The Agenda Venezuela envisions the privatization of a range of state-owned enterprises, including banks. Agriculture accounts for 4% of GDP, 12% of the labor force, and 24% of Venezuela’s land area. Venezuela exports beef, rice, coffee, and cocoa. However, the country is not self-sufficient in most areas of agricultural production and imports about 60% of food consumed. In 1996, U.S. firms exported approximately $475 million of agricultural products including wheat, soybeans, corn, soymeal, and cotton to Venezuela, our third-largest agricultural export market in Latin America. The U.S. usually accounts for slightly more than a third of Venezuela’s food imports. Thanks to petroleum exports, Venezuela usually posts a trade surplus.

In recent years, non-traditional (i.e. non-petroleum) exports have been growing rapidly but still constitute only about one-fourth of total exports. The United States is Venezuela’s leading trade partner. During the first 10 months of 1997, the United States registered $3.0 billion in exports (about 38% of Venezuela’s total) and purchased $12.9 billion in imports (about 55% of Venezuela’s total). Venezuela’s trade with other Andean Pact members, particularly Colombia, is growing in importance. Labor and Infrastructure Venezuela’s labor force of about 8.8 million is growing faster than total employment.

At the end of 1997, official unemployment was 12.8%, but unofficial estimates are higher. The public sector employs 14% of the work force, while less than 1% work in the capital-intensive oil industry. About 25% of the labor force is unionized. Unions are particularly strong in the public sector. Venezuela has an extensive road system.

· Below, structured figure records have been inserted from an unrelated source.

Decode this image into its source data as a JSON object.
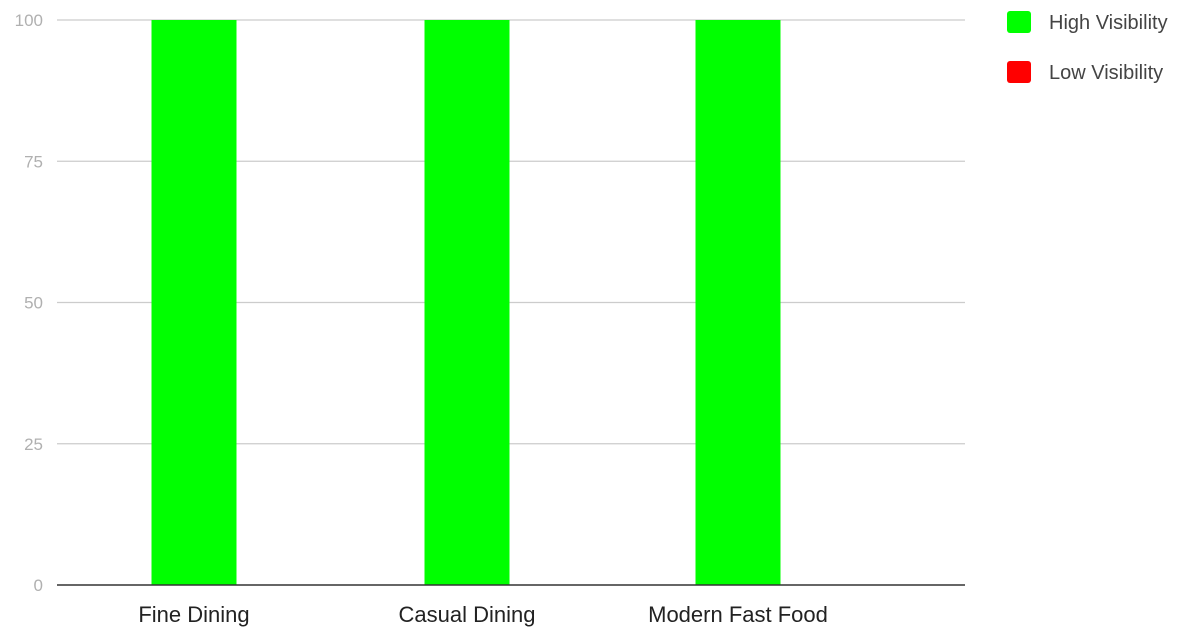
{
  "chart_data": {
    "type": "bar",
    "categories": [
      "Fine Dining",
      "Casual Dining",
      "Modern Fast Food"
    ],
    "series": [
      {
        "name": "High Visibility",
        "color": "#00ff00",
        "values": [
          100,
          100,
          100
        ]
      },
      {
        "name": "Low Visibility",
        "color": "#ff0000",
        "values": [
          0,
          0,
          0
        ]
      }
    ],
    "y_ticks": [
      "0",
      "25",
      "50",
      "75",
      "100"
    ],
    "ylim": [
      0,
      100
    ],
    "grid": true,
    "legend_position": "top-right",
    "stacked": true
  },
  "colors": {
    "gridline": "#cccccc",
    "baseline": "#333333",
    "tick_label": "#b0b0b0",
    "category_label": "#222222",
    "legend_label": "#444444"
  }
}
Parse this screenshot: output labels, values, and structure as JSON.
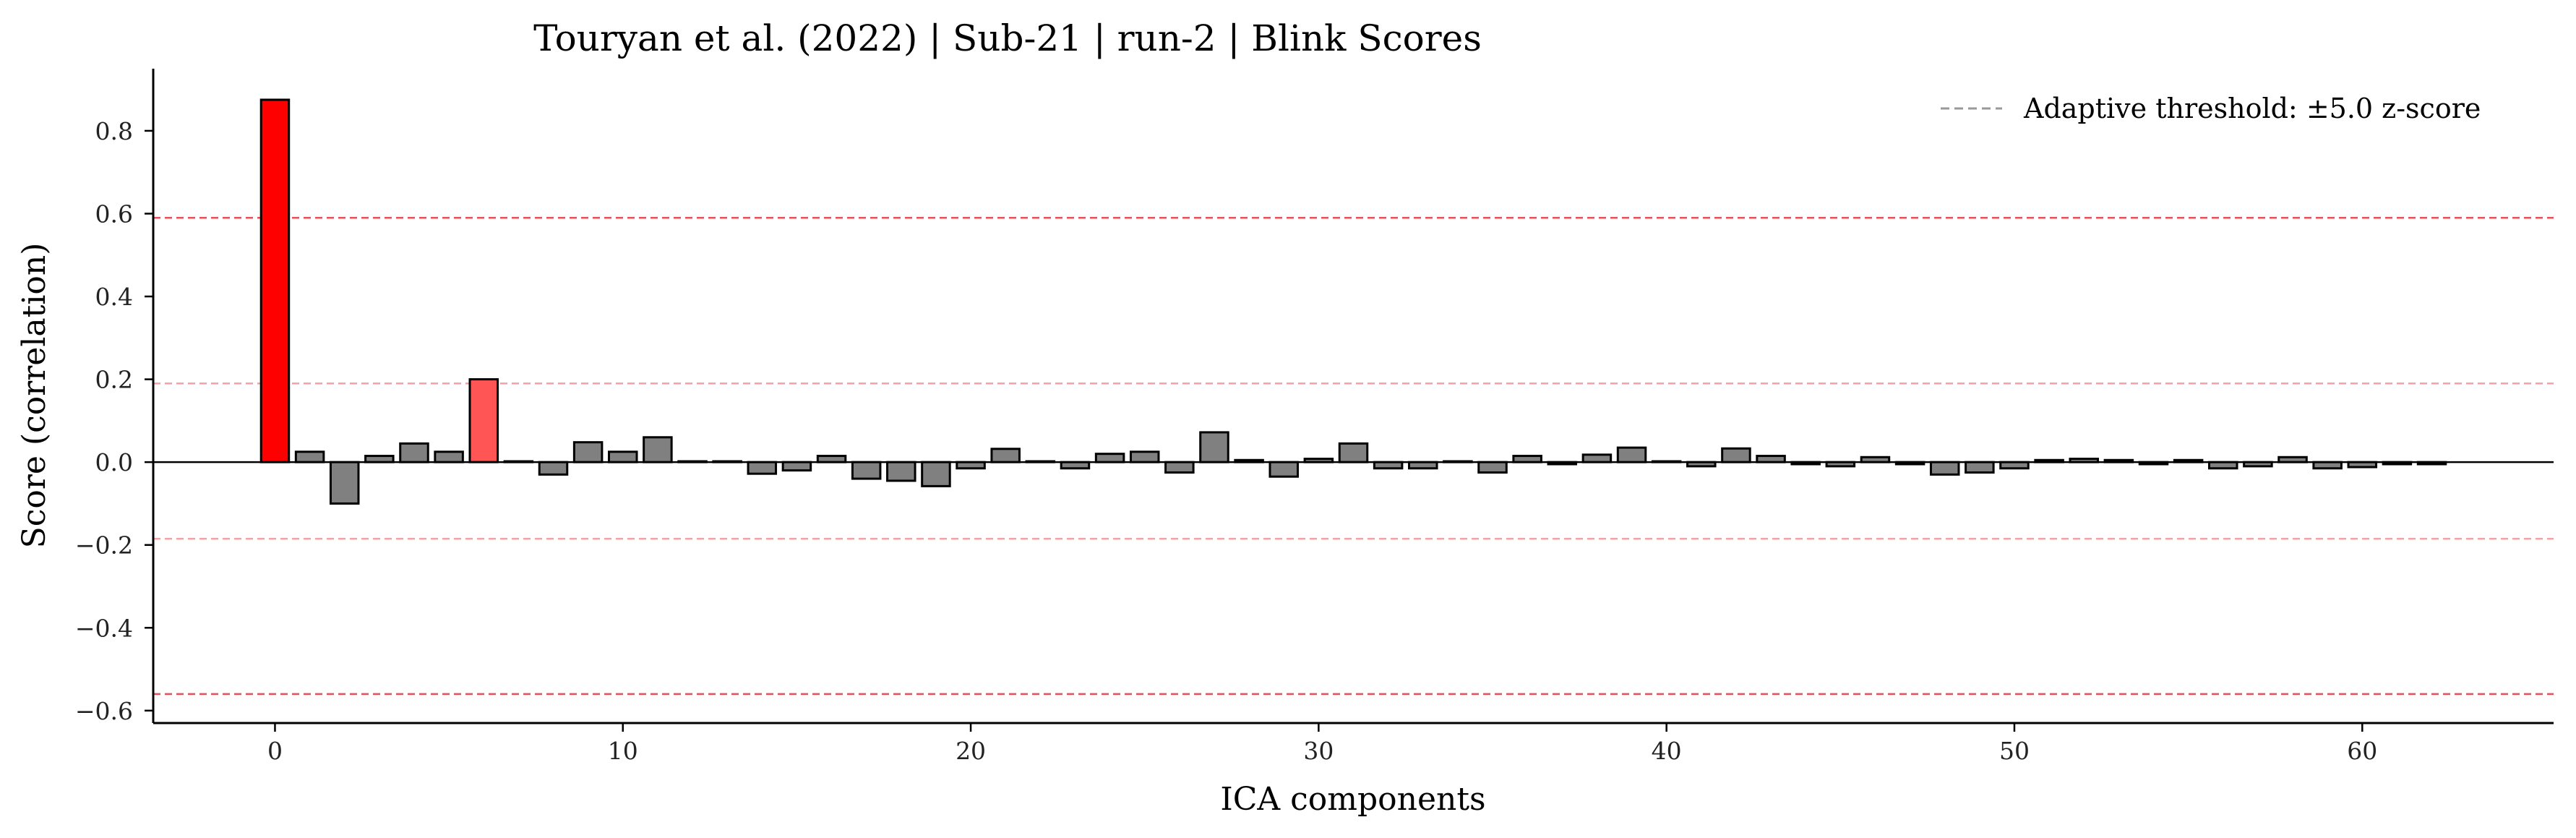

With the exception of air service, transportation and communications have failed to keep pace with the country’s needs.

Much of the infrastructure suffers from inadequate maintenance. Caracas has a modern subway, but only one functioning rail line serves the rest of the country. Economical indicators GDP (1997 est.): $72.1 billion. Growth rate (1997): 4.5%. GDP per capita: $3,164.

Natural resources: Petroleum, natural gas, coal, iron ore, gold, other minerals, hydroelectric power, bauxite. Agriculture (4.7% of GDP): Products–rice; coffee; corn; sugar; bananas; dairy, meat, and poultry products. Petroleum industry (27.6% of GDP): Oil refining, petrochemicals. Manufacturing (15.6% of GDP): Types–iron and steel, paper products, aluminum, textiles, transport equipment, consumer products, and petroleum refining. Trade (1997 est.): Exports–$23.7 billion: petroleum ($18.3 billion), iron ore, coffee, steel, aluminum, cocoa.

Major markets–U.S. (Jan.-Oct.1997, 55%), Japan, Germany, Colombia, Netherlands, Brazil, Italy. Imports–$10.6 billion: machinery and transport equipment, manufactured goods, chemicals, foodstuffs. Major suppliers–U.S. (Jan.-Oct. 1997, 38%), Japan, Germany, France, Canada, Italy, Colombia, Brazil.

Exchange rate (Dec. 1997): 504.25 bolivars=U.S.$1.